Russie: le Français Laurent Vinatier a été placé en détention provisoire jusqu'à son procès

Un tribunal de Moscou a ordonné vendredi le placement en détention provisoire jusqu'au 5 août du Français Laurent Vinatier, accusé d'avoir violé la loi sur les "agents de l'étranger".

La Cour a prononcé cette décision, à la demande des enquêteurs, bien que l'accusé ait présenté des "excuses" pour ne pas s'être enregistré comme agent de l'étranger, et avoir affirmé avoir "porté la position de la Russie" dans son travail.

Cette affaire tombe en plein accroissement des tensions entre la Russie et la France, Moscou étant soupçonnée d'une série d'actes de déstabilisation et désinformation et Paris se voyant reproché son soutien croissant à l'Ukraine.

Jusqu'à cinq ans de prison pour ce délit

Le tribunal Zamoskvoretski de Moscou a ordonné, à la demande des enquêteurs, le placement en détention de Laurent Vinatier au moins jusqu'au 5 août, en vue d'un éventuel procès, ont constaté des journalistes de l'AFP sur place. Le Français, qui est apparu les traits tirés et vêtu d'une chemise noire dans la cage réservée aux accusés ce vendredi, est soupçonné de ne pas s'être enregistré comme "agent de l'étranger" alors qu'il recueillait des informations sur les activités militaires de la Russie.

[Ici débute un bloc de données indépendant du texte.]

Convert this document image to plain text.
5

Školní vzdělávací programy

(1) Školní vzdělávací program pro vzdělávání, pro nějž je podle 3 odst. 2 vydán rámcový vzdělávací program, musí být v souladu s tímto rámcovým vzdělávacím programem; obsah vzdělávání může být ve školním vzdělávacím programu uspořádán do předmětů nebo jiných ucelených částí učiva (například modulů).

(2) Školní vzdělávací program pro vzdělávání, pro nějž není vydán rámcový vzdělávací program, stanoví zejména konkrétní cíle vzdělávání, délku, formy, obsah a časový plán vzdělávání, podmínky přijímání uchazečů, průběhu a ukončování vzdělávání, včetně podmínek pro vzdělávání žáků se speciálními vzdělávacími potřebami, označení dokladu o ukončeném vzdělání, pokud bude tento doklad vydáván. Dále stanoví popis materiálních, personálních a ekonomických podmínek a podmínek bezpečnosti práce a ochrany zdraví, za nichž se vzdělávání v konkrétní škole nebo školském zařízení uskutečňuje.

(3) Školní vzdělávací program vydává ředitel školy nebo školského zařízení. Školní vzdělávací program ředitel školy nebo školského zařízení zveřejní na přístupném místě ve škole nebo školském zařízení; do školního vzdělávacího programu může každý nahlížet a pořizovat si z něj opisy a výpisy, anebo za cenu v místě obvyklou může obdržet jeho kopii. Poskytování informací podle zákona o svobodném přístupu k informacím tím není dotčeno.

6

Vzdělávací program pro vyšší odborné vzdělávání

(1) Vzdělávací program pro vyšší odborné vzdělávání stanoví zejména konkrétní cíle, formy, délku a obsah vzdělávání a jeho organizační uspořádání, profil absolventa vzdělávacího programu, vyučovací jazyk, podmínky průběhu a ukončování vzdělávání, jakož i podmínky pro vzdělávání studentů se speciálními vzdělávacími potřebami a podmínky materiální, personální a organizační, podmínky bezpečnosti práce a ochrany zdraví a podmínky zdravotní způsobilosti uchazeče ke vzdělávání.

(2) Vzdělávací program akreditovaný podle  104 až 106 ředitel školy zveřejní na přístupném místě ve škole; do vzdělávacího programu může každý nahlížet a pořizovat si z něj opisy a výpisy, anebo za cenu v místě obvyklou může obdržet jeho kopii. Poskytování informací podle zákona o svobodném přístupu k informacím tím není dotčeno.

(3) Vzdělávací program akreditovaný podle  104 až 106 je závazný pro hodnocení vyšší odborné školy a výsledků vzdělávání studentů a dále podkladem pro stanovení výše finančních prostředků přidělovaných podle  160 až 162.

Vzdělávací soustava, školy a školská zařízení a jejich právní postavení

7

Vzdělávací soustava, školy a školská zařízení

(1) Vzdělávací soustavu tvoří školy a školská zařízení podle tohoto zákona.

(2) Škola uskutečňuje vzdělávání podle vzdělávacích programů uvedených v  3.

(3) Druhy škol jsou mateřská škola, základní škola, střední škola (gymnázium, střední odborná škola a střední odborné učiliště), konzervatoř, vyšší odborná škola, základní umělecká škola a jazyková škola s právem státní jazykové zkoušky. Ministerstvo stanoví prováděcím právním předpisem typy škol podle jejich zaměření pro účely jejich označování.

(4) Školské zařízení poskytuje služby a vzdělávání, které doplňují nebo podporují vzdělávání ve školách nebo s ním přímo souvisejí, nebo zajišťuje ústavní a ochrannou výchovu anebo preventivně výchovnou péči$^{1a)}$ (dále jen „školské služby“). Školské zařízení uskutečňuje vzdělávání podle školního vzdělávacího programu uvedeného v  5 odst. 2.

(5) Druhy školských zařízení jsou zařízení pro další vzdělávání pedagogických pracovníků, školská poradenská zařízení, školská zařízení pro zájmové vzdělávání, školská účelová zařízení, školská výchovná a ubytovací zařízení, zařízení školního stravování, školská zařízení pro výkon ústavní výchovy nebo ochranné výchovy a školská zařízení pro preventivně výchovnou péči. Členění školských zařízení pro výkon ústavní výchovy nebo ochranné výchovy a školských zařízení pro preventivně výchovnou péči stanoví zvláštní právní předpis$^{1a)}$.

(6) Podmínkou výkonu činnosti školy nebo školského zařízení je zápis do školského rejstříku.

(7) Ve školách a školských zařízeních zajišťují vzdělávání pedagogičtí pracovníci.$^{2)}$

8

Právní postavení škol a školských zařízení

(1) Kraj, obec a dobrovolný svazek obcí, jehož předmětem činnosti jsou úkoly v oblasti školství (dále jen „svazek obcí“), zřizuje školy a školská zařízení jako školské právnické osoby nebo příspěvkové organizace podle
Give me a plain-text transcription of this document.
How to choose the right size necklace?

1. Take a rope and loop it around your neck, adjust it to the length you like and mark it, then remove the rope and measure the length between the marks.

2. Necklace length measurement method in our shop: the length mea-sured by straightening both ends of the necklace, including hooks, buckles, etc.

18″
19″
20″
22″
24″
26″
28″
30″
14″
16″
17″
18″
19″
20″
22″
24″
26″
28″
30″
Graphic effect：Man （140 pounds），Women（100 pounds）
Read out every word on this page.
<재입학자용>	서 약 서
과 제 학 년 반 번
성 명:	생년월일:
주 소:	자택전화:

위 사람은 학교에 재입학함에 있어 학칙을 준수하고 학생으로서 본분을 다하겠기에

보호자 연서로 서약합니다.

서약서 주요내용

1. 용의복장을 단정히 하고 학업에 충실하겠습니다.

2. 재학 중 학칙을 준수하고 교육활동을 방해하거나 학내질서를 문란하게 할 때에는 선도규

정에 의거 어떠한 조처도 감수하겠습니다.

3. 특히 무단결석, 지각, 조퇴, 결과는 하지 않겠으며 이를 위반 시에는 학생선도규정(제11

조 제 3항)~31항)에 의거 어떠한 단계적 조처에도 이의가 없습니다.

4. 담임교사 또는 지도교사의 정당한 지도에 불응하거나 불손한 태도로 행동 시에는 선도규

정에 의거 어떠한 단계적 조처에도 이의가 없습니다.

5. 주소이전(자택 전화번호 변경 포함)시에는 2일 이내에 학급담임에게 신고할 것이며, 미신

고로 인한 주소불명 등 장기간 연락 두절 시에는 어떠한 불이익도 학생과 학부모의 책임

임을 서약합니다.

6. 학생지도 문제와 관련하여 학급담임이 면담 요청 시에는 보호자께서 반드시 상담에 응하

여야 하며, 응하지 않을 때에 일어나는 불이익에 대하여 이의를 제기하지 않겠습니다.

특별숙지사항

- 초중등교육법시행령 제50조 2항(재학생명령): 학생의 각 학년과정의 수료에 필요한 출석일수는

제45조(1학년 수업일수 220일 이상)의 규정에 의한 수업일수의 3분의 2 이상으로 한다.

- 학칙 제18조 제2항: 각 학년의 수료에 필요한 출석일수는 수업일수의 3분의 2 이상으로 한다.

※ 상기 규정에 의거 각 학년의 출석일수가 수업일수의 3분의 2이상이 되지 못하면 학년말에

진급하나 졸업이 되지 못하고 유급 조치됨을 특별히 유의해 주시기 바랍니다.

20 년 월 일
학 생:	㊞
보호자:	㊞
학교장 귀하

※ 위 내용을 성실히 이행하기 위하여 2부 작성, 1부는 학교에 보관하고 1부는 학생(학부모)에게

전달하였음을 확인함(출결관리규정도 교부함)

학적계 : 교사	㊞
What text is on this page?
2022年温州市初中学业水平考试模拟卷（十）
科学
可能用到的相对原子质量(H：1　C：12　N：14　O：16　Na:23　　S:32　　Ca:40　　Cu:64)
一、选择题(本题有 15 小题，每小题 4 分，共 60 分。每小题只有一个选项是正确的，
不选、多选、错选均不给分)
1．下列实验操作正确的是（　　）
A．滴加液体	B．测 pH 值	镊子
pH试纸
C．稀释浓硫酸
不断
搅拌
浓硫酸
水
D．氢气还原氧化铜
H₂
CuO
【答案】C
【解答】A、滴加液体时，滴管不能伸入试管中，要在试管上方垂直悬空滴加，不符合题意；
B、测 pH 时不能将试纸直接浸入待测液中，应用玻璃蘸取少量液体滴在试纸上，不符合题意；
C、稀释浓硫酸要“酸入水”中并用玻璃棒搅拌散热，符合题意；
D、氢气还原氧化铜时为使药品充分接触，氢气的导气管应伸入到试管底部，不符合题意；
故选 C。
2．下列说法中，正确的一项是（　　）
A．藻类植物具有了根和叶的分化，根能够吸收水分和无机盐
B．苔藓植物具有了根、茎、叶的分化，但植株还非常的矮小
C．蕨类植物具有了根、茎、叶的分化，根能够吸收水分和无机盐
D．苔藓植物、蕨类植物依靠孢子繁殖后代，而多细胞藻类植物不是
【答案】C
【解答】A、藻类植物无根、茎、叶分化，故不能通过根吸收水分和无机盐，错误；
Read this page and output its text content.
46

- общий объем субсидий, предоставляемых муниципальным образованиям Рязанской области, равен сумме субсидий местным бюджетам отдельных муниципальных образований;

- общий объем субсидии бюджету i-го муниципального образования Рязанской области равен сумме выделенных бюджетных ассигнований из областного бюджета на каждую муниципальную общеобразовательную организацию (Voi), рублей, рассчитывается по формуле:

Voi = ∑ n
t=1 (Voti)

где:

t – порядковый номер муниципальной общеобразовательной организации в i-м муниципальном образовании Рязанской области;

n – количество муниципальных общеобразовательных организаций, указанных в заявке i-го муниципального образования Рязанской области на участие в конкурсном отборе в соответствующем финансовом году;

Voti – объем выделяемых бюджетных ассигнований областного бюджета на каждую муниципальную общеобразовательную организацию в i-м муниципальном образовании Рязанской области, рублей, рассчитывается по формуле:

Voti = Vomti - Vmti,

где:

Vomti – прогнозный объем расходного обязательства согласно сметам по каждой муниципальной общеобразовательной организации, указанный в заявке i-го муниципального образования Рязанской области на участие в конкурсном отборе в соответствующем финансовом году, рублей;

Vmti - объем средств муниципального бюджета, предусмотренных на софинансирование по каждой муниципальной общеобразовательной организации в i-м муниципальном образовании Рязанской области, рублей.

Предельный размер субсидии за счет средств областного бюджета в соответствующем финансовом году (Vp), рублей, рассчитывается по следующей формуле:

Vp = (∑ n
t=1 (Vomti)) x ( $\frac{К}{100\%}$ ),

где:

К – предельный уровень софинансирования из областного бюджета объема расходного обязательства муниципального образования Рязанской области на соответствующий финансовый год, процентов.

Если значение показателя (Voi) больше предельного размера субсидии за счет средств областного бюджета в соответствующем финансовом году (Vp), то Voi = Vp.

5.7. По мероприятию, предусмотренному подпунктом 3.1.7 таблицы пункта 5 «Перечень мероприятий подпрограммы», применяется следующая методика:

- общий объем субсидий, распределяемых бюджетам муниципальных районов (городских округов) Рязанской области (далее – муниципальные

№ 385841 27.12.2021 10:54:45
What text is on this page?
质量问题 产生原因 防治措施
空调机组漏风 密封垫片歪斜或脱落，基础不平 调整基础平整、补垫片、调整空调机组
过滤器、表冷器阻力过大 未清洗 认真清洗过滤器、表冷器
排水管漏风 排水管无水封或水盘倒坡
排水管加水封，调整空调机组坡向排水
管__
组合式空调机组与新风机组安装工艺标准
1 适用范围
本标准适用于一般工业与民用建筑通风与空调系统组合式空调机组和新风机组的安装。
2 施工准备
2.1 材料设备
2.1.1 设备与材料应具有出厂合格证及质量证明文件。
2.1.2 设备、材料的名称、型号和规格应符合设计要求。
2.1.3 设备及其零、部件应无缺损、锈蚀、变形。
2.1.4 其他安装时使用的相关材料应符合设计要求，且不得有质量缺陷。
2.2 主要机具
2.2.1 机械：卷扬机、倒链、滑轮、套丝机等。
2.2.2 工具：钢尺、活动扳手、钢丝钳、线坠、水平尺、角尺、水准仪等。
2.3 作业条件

La législation sur les "agents de l'étranger" est utilisée par les autorités russes pour réprimer ou surveiller leurs détracteurs et adversaires. Le délit en question est passible de cinq ans de prison.

Son avocat Alexeï Sinitsyne a assuré que son client "ne savait pas" qu'il était obligé de s'enregistrer sous ce label infâmant. Il demandait son placement en résidence surveillée à Moscou, chez son épouse, et non en centre de détention. L'AFP n'a vu aucun représentant de l'ambassade de France à l'audience.

"Sécurité de l'État"

Le Comité d'enquête, puissant organe russe, a lui affirmé jeudi que les informations collectées par Laurent Vinatier, "si elles sont obtenues par des sources étrangères, pourraient être utilisées contre la sécurité de l'État" russe, ce qui pourrait théoriquement conduire à d'autres poursuites.

Selon des sources interrogées par l'AFP, l'intéressé, âgé de 47 ans, travaillait depuis de longues années sur le conflit entre la Russie et l'Ukraine, avant même l'assaut de février 2022, dans le cadre de discrets efforts diplomatiques en parallèle des États.

L'employeur de ce Français, l'ONG suisse Centre pour le dialogue humanitaire (HD), a demandé jeudi sa "libération". Et le président français Emmanuel Macron a martelé que l'intéressé n'était "en aucun cas (...) quelqu'un qui travaillait, qui travaille pour la France".

Les médiateurs d'ONG comme HD travaillent dans la confidentialité et hors des carcans de la diplomatie classique, ce qui permet des contacts informels entre adversaires mais cela peut aussi exposer ces acteurs à des accusations d'espionnage.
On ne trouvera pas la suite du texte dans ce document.